Nell’anno 1557 decise fermamente di eliminare dalla sua vita tutto ciò che le impediva di seguire totalmente il Signore. Iniziò quindi la sua vita di profonda preghiera interiore e da quel tempo cominciò a desiderare di tornare alla Regola originale, con una vita semplice e fraterna di piena clausura.

Ritratto di Giovanni della Croce – Wikipedia, pubblico dominio

Dopo la fondazione di San Giuseppe, il primo monastero di Carmelitane riformate, nell’anno 1562 ad Avila, ella continuò a fondare altri monasteri di questo tipo, poveri e raccolti. Dopo il suo incontro con san Giovanni della Croce iniziò a porre le basi anche per la fondazione di monasteri maschili riformati.

I suoi scritti sono diventati una scuola di una profonda preghiera per tutta la Chiesa. Morì ad Alba de Tormes il 4 ottobre 1582. A causa della riforma gregoriana del calendario, la sua festa liturgica venne spostata al 15 ottobre. Nell’anno 1622 venne canonizzata e nell’anno 1970 fu proclamata – prima donna della storia – dottore della Chiesa, insieme con santa Caterina da Siena.

La mistica teresiana è marcata da un senso profondo per le realtà della vita spirituale e dal rapporto personale ed amichevole (e sponsale) con Cristo.
Nel 1562-1565 la Santa scrisse la prima opera a carattere autobiografico, il Libro della sua vita o Libro delle misericordie di Dio (Libro de su vida o Libro de las misericordias de dios).

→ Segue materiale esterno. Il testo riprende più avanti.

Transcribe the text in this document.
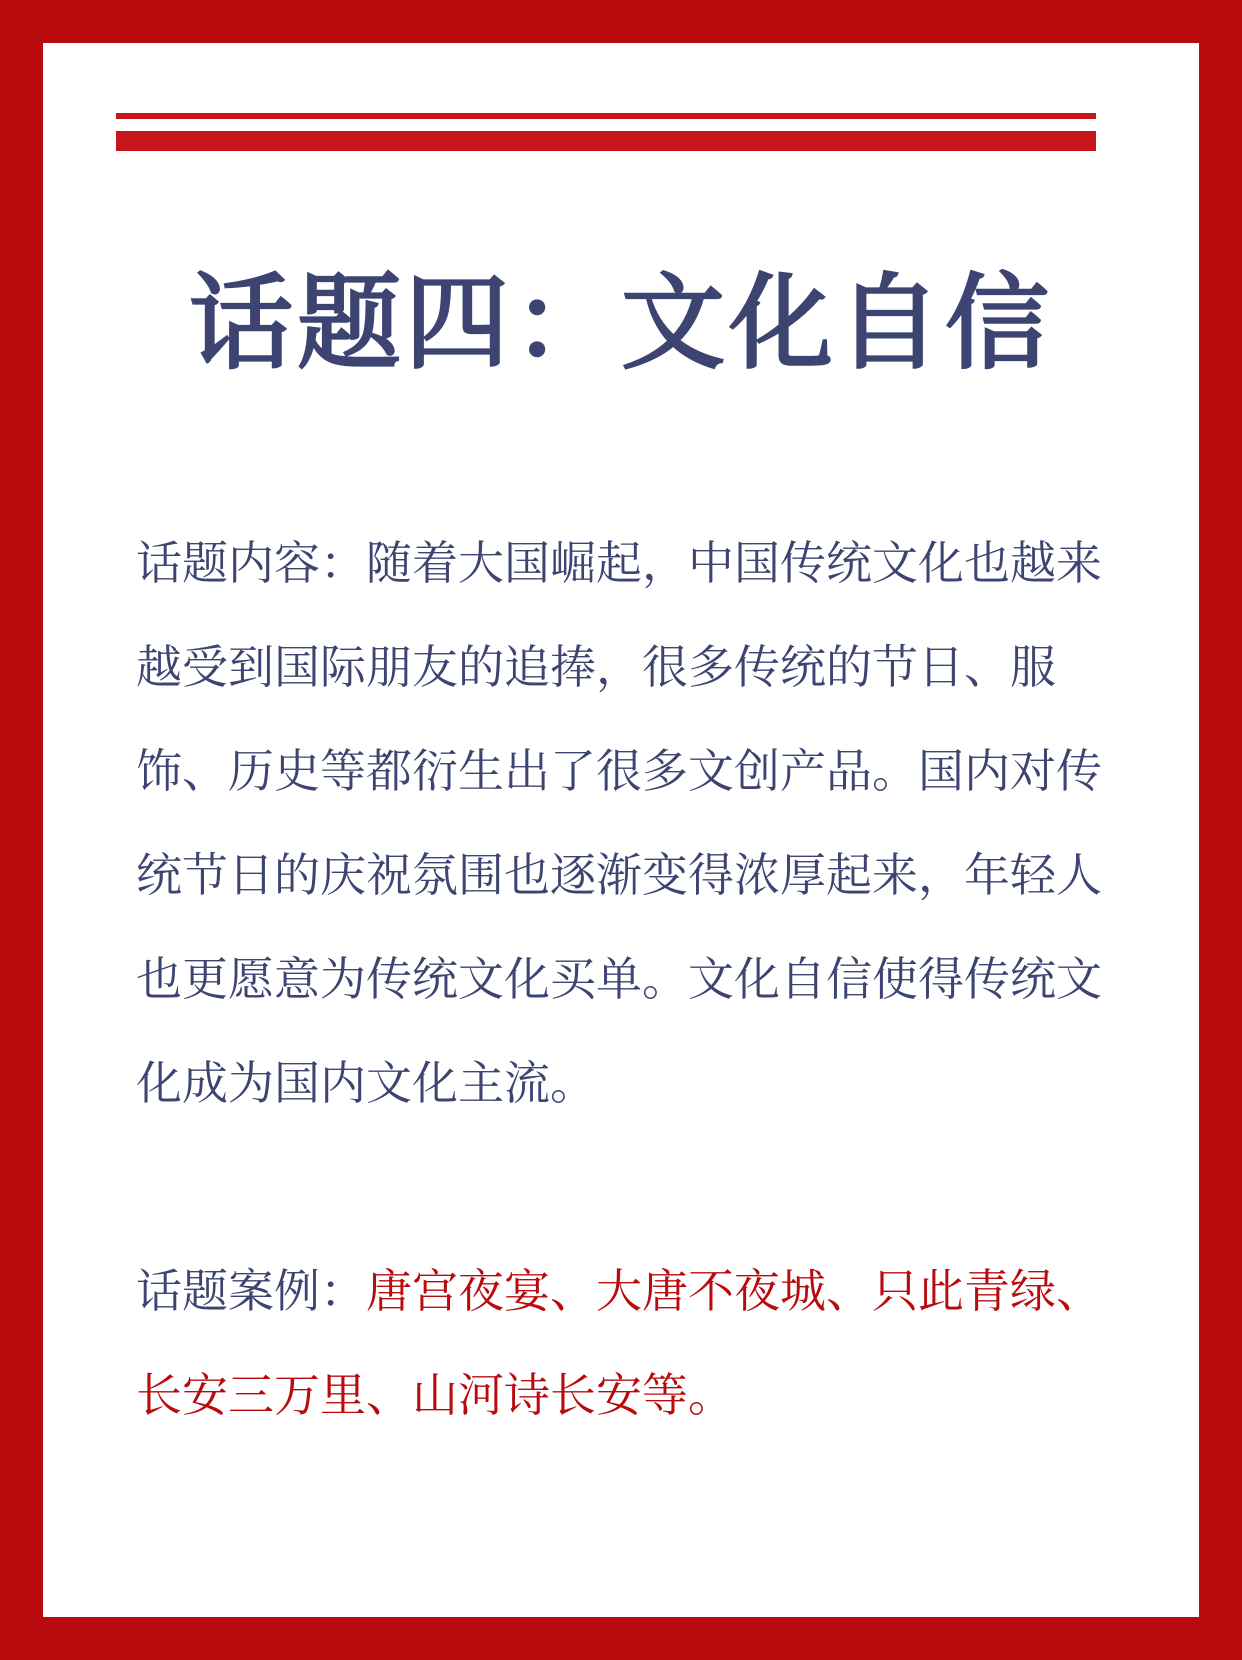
话题四：文化自信

话题内容：随着大国崛起，中国传统文化也越来越受到国际朋友的追捧，很多传统的节日、服饰、历史等都衍生出了很多文创产品。国内对传统节日的庆祝氛围也逐渐变得浓厚起来，年轻人也更愿意为传统文化买单。文化自信使得传统文化成为国内文化主流。

话题案例：唐宫夜宴、大唐不夜城、只此青绿、长安三万里、山河诗长安等。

Tra le altre sue opere dottrinali è Il cammino di perfezione e il Libro delle sette stanze o Castello interiore (Libro de las siete moradas o Castillo interior, 1576-1577), una delle opere più alte della mistica spagnola: vi descrive il progresso dell’anima attraverso le sette stanze di un castello. All’esterno sono le tenebre più fitte, mentre all’interno l’itinerario dell’anima è inondato di luce sempre più sfolgorante. Nella settima stanza si compie il matrimonio spirituale e l’anima diventa una cosa sola con Dio.

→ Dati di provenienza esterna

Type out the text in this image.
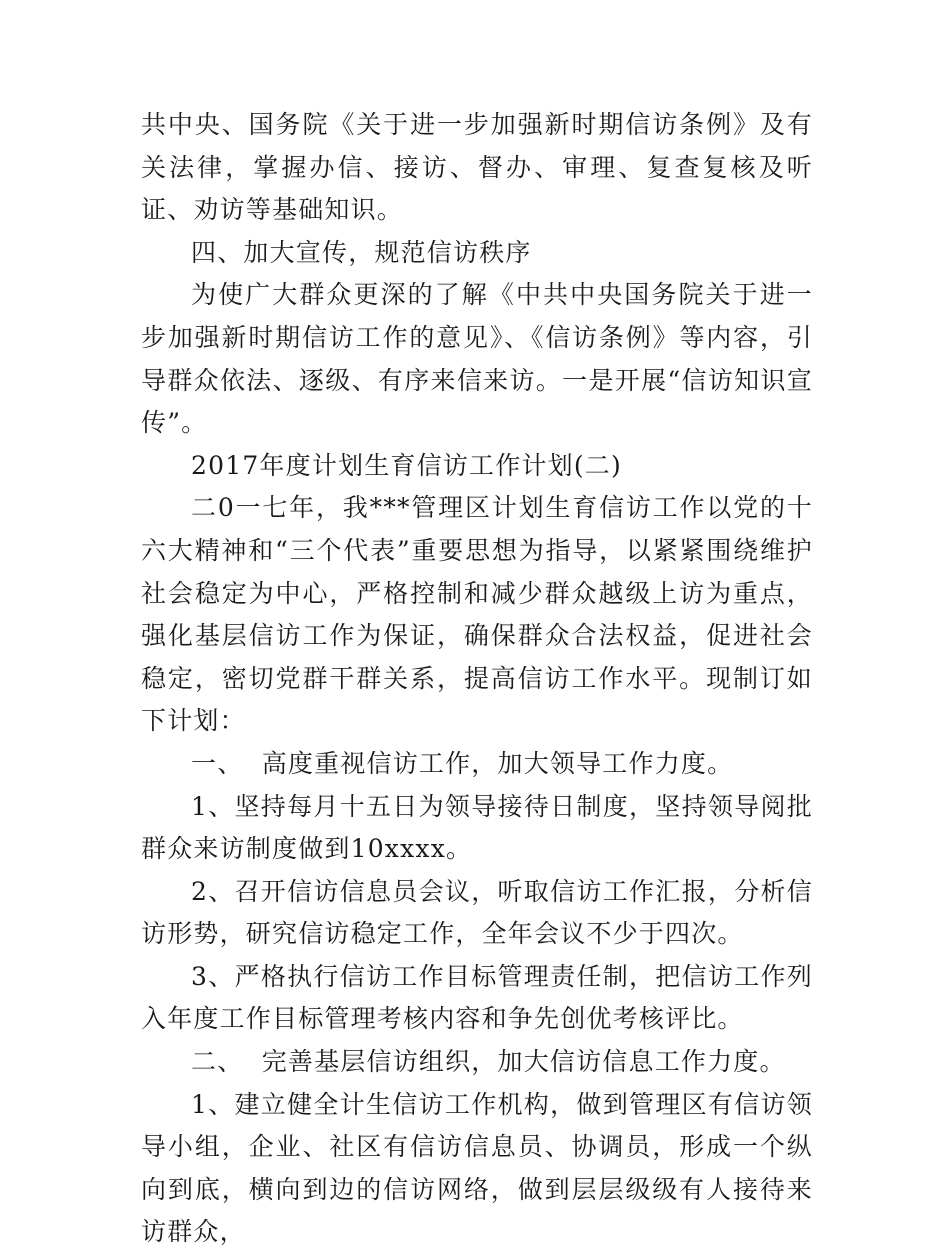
共中央、国务院《关于进一步加强新时期信访条例》及有关法律，掌握办信、接访、督办、审理、复查复核及听证、劝访等基础知识。

四、加大宣传，规范信访秩序

为使广大群众更深的了解《中共中央国务院关于进一步加强新时期信访工作的意见》、《信访条例》等内容，引导群众依法、逐级、有序来信来访。一是开展“信访知识宣传”。

2017年度计划生育信访工作计划(二)

二0一七年，我***管理区计划生育信访工作以党的十六大精神和“三个代表”重要思想为指导，以紧紧围绕维护社会稳定为中心，严格控制和减少群众越级上访为重点，强化基层信访工作为保证，确保群众合法权益，促进社会稳定，密切党群干群关系，提高信访工作水平。现制订如下计划：

一、  高度重视信访工作，加大领导工作力度。

1、坚持每月十五日为领导接待日制度，坚持领导阅批群众来访制度做到10xxxx。

2、召开信访信息员会议，听取信访工作汇报，分析信访形势，研究信访稳定工作，全年会议不少于四次。

3、严格执行信访工作目标管理责任制，把信访工作列入年度工作目标管理考核内容和争先创优考核评比。

二、  完善基层信访组织，加大信访信息工作力度。

1、建立健全计生信访工作机构，做到管理区有信访领导小组，企业、社区有信访信息员、协调员，形成一个纵向到底，横向到边的信访网络，做到层层级级有人接待来访群众，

Dipinto di Padre Juan de la Miseria: Teresa d’Avila, nel Convento dei Carmelitani di Siviglia – Wikipedia, pubblico dominio

Notevole il libro Fondazioni (Libro de las Fundaciones, 1582) in cui Teresa narra con arguzia e partecipazione le vicende delle fondazioni dei suoi monasteri: è il libro più gradevole e stilisticamente controllato. Da segnalare anche circa 400 lettere, raccolte in gran parte nell’Epistolario, alcune Poesie (Poesias), Spirituali esclamazioni dell’anima a Dio. Ad eccezione delle poesie, quasi tutte le opere di Teresa furono scritte su richiesta dei confessori e direttori spirituali, o per l’insegnamento alle monache.

 

Gianlorenzo Bernini – L’Estasi di Santa Teresa. Transetto occidentale di Santa Maria della Vittoria (XVII secolo) Roma. – Wikipedia, pubblico dominio

 

Alcune frasi tratte dalle “Opere” di santa Teresa d’Avila

 

“Nulla ti turbi, nulla ti sgomenti Tutto passa, Dio non muta
La pazienza tutto vince A chi ha Dio, nulla manca Dio solo basta”

“Ricordate ciò che ha detto sant’Agostino? Dopo aver cercato Dio in molti luoghi, lo trovò finalmente in se stesso. Ora, per un’anima che desidera conoscere il Padre celeste, pensate sia necessario arrivare fino al cielo o alzare la voce per farsi sentire? Anche se l’anima sussurra, Dio le è vicino e l’ascolta sempre. E per trovarlo non ha bisogno di ali, perché è sufficiente che si ritiri in solitudine e lo contempli in se stessa”.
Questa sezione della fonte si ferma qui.